Pakistan urges UNSC president to press India to restore Indus Waters Treaty


Says suspension carries grave peace, security and humanitarian consequences for the region

Pakistan’s Permanent Representative Ambassador Asim Iftikhar Ahmad hands over a letter from Deputy Prime Minister and Foreign Minister Ishaq Dar to UN Security Council President Ambassador Jamal Fares Alrowaiei of Bahrain. Photo: X

Pakistan on Thursday urged the United Nations to call upon India to restore full implementation of the Indus Waters Treaty (IWT), warning that New Delhi’s “illegal” decision to hold the accord in abeyance carried grave peace, security, and humanitarian consequences for the region.

The development comes after the completion of one year since India placed the Indus Waters Treaty in abeyance following last year’s April 22 attack in Pahalgam in Indian Illegally Occupied Jammu and Kashmir (IIOJK), in which 26 people were killed by unidentified assailants.

According to a statement issued by Pakistan’s Mission to the UN, the country’s permanent representative, Ambassador Asim Iftikhar Ahmad, handed over a letter from Deputy Prime Minister and Foreign Minister Ishaq Dar to the president of the UN Security Council, Ambassador Jamal Fares Alrowaiei of Bahrain.

Also Read: FO rubbishes India’s ‘false narrative’ linking Pakistan to Pahalgam attack

“The letter draws the attention of the Security Council, one year after India’s illegal decision to hold the IWT in abeyance, of its grave peace and security, and humanitarian consequences,” the statement said.

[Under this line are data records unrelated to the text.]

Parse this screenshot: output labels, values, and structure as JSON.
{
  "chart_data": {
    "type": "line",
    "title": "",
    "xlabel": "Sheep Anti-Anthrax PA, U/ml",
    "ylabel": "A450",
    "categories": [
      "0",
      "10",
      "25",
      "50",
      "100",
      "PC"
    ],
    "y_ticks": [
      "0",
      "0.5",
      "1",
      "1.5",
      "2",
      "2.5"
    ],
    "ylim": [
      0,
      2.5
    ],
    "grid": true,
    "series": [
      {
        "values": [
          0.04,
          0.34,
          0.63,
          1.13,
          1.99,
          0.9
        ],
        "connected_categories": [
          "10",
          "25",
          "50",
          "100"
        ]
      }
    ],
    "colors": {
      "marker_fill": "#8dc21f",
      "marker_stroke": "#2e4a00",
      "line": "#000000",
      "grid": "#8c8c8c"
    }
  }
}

It urged the Security Council to take cognisance of the situation and call on India to restore full implementation of the treaty, resume all treaty-mandated cooperation and data-sharing without delay, desist from any form of water coercion, and comply fully with its international obligations in good faith.

The statement added that the permanent representative also briefed the Security Council president on what it described as the “regurgitation of baseless allegations and propaganda by India” at a time when Pakistan was engaged in mediation efforts to promote regional and international peace and security.

Ambassador Iftikhar further underscored that the “unresolved Jammu and Kashmir dispute — a longstanding item on the SC’s agenda — was the root cause of instability in South Asia that necessitated a just and lasting settlement in accordance with relevant SC resolutions and wishes of the Kashmiri people”, the statement concluded.

The IWT of 1960 stands as one of the most carefully negotiated and legally robust transboundary water agreements in modern international law. Concluded between Pakistan and India with the good offices of the World Bank, the treaty was designed to remove water from the volatility of politics and conflict and to anchor it firmly in law, engineering discipline, and neutral dispute resolution. It is a binding international instrument governed by the foundational principle of pacta sunt servanda — that treaties must be honoured in good faith.

Read: Pakistan accuses India of violating Indus Waters Treaty

At the heart of the IWT lies a permanent and unqualified allocation of rivers. Article II vests the eastern rivers — Ravi, Beas, and Sutlej — exclusively in India, while Article III accords Pakistan exclusive rights over the western rivers — Indus, Jhelum, and Chenab. This allocation was the treaty’s foundational bargain.

India’s access to the western rivers is permitted only within the narrow confines of Article III(2) of the Indus Waters Treaty, read with Annexures D and E, allowing limited, non-consumptive uses such as run-of-the-river hydroelectric projects. These permissions are subject to strict design and operational constraints, including limits on pondage, prohibition of storage for flow regulation, and a ban on engineering features enabling control over water flows to Pakistan.

These safeguards were intended to protect Pakistan as the lower riparian and prevent water from becoming a strategic tool. Pakistan’s objections to projects such as Kishanganga and Ratle stem from concerns over excessive pondage, gated spillways, and drawdown mechanisms, which it says violate treaty provisions and could affect downstream flows, particularly during lean seasons.

The dispute entered a more troubling phase in April 2025, when, following a terrorist incident in Pahalgam, India announced that it was placing the Indus Waters Treaty “in abeyance”.

Read More: India skips IWT case proceedings at The Hague

Earlier this year, India unilaterally approved the Dulhasti Stage-II Hydropower Project on the Chenab River, an action that violates the treaty’s provisions governing the western rivers and infringes upon Pakistan’s legally protected rights under the binding international agreement.

The unilateral suspension and expedited approval of upstream projects, including the withholding of hydrological data, diversion of river flows, and alteration of natural regimes, constitute deliberate water weaponisation, jeopardising Pakistan’s agriculture, food security, hydropower generation, and ecological stability. Under the IWT, customary international law, and Article 51 of the UN Charter, Pakistan has clear legal avenues to respond.

International law expressly prohibits the use of water as a weapon against downstream populations, making strict enforcement of the IWT essential not only for bilateral stability but also for the integrity of global water governance norms.